Objective: The purpose of this study is to describe current utilization and perception of NCCN guideline recommendations for VTE prophylaxis in MM, as well as to identify potential barriers for incorporation of recommendations into clinical practice.
Methods: This is a descriptive, electronic survey of oncology physicians, advanced practice providers, and pharmacists who see patients with MM. The survey is constructed and distributed via Qualtrics system through use of oncology provider and pharmacist listservs and social media. The survey features questions to assess provider/pharmacist practice demographics, perceptions of scoring systems and guideline recommendations, utilization of guideline recommendations, and barriers to implementation of recommended VTE prophylaxis. All survey responses are anonymous. SPSS software will be used for analysis of descriptive statistics.

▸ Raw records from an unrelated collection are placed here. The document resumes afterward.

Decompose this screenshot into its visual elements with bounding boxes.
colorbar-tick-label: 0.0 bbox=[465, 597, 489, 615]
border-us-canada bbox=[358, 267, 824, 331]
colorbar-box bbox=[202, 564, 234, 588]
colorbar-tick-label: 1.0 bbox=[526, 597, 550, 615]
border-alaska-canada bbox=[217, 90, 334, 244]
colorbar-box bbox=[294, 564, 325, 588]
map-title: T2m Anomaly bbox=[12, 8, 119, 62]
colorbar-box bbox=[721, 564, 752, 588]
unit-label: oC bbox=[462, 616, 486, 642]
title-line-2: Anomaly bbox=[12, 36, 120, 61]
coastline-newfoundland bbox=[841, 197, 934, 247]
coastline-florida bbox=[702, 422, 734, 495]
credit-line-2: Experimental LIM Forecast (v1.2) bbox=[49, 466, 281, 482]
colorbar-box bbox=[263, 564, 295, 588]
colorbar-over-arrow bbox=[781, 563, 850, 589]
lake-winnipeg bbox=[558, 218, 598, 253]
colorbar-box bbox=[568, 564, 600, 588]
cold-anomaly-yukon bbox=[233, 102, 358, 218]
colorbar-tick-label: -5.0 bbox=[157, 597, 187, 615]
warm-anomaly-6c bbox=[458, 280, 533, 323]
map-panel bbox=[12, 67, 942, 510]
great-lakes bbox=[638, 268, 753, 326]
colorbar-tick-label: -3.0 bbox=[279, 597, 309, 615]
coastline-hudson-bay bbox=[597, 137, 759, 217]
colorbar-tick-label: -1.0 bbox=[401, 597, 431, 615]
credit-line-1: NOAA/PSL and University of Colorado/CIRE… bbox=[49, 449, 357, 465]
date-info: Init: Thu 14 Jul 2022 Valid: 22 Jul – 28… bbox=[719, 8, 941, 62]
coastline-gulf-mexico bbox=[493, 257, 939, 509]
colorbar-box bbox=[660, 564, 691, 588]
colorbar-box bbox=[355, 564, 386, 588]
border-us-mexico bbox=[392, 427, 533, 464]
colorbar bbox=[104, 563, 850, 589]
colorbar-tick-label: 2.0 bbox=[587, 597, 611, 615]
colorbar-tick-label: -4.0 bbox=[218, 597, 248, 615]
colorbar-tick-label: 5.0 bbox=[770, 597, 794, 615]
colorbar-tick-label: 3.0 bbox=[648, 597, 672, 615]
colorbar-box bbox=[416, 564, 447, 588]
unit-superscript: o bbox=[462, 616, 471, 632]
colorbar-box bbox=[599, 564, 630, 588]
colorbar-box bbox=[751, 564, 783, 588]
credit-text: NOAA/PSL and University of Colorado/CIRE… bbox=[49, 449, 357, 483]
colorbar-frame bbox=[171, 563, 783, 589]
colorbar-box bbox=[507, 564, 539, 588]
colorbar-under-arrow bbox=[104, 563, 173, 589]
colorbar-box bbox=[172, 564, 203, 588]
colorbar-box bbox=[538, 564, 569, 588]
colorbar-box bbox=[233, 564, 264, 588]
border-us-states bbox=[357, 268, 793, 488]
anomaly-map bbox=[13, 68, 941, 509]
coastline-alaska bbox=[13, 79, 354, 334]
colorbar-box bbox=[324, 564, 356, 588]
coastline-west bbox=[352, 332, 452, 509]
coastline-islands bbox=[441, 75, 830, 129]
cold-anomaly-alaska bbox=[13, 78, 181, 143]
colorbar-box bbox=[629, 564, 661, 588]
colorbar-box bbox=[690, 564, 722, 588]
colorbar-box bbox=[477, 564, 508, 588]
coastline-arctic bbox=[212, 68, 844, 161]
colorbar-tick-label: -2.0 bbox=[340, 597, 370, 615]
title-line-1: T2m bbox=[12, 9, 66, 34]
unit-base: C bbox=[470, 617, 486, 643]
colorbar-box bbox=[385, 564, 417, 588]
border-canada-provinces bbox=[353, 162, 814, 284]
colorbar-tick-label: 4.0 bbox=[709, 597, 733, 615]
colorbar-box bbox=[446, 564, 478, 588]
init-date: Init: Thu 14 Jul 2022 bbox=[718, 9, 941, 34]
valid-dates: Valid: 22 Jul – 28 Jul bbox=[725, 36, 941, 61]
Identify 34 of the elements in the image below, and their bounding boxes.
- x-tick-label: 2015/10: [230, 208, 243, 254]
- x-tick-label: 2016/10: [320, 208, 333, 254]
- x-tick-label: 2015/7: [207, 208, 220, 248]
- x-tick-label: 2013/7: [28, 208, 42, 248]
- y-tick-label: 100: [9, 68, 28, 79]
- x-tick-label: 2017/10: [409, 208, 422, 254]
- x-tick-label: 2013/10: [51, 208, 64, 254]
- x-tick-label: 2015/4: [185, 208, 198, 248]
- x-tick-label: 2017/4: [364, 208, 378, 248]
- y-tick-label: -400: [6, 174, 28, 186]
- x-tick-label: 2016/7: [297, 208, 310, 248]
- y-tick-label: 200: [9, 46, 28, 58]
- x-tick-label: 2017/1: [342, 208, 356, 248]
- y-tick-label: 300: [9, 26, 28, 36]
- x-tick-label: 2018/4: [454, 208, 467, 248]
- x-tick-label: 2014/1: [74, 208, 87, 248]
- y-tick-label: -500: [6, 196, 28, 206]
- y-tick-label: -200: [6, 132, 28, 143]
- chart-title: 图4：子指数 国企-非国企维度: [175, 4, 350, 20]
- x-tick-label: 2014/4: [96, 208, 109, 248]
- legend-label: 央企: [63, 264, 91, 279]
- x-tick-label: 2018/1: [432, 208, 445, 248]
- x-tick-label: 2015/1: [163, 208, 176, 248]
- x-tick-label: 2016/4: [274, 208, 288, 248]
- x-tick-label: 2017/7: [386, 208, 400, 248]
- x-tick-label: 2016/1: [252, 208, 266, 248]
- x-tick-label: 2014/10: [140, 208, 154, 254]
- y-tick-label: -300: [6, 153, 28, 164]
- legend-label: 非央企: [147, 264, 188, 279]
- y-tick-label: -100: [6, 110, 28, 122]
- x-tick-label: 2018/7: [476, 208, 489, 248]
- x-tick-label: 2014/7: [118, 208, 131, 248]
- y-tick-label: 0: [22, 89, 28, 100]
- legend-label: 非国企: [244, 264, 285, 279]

The primary outcome is the percentage of participants that regularly implement NCCN guideline recommended VTE prophylaxis into their clinical practice. An additional primary outcome is the percentage of top three ranked barriers to implementation of recommended VTE prophylaxis in practice. Secondary outcomes include percentage of participants that are familiar with NCCN VTE prophylaxis recommendations, percentage of participants that feel aspirin or direct oral anticoagulants (DOACs) have higher bleed risk, and percentage of perceived risk score from significant risk to significant benefit with use of guideline recommended prophylaxis.
Results and Discussion/
Conclusions: To be presented with completed poster.
References (must also be included in final poster): 1. Kristinsson SY, Fears TR, Gridley G, et al. Deep vein thrombosis after monoclonal gammopathy of undetermined significance and multiple myeloma. Blood. 2008;112(9):3582-3586.
2. Baljevic M, Sborov DW, Lim MY, et al. Optimizing thromboembolism prophylaxis for the contemporary age of multiple myeloma. Journal of the National Comprehensive Cancer Network. 2022;20(1):91-95.
3. Kumar SK, Callander NS, Adekola K, et al. NCCN Clinical Practice Guidelines in Oncology: Multiple Myeloma. Version 3.2023.
4. Sanfilippo KM, Luo S, Wang T, et al. Predicting venous thromboembolism in multiple myeloma: development and validation of the IMPEDE VTE score. American J Hematol. 2019;94(11):1176-1184.
5. Li A, Wu Q, Luo S, et al. Derivation and validation of a risk assessment model for immunomodulatory drug–associated thrombosis among patients with multiple myeloma. Journal of the National Comprehensive Cancer Network. 2019;17(7):840-847.
6. De Stefano V, Larocca A, Carpenedo M, et al. Thrombosis in multiple myeloma: risk stratification, antithrombotic prophylaxis, and management of acute events. A consensus-based position paper from an ad hoc expert panel. Haematol. 2022;107(11):2536-2547.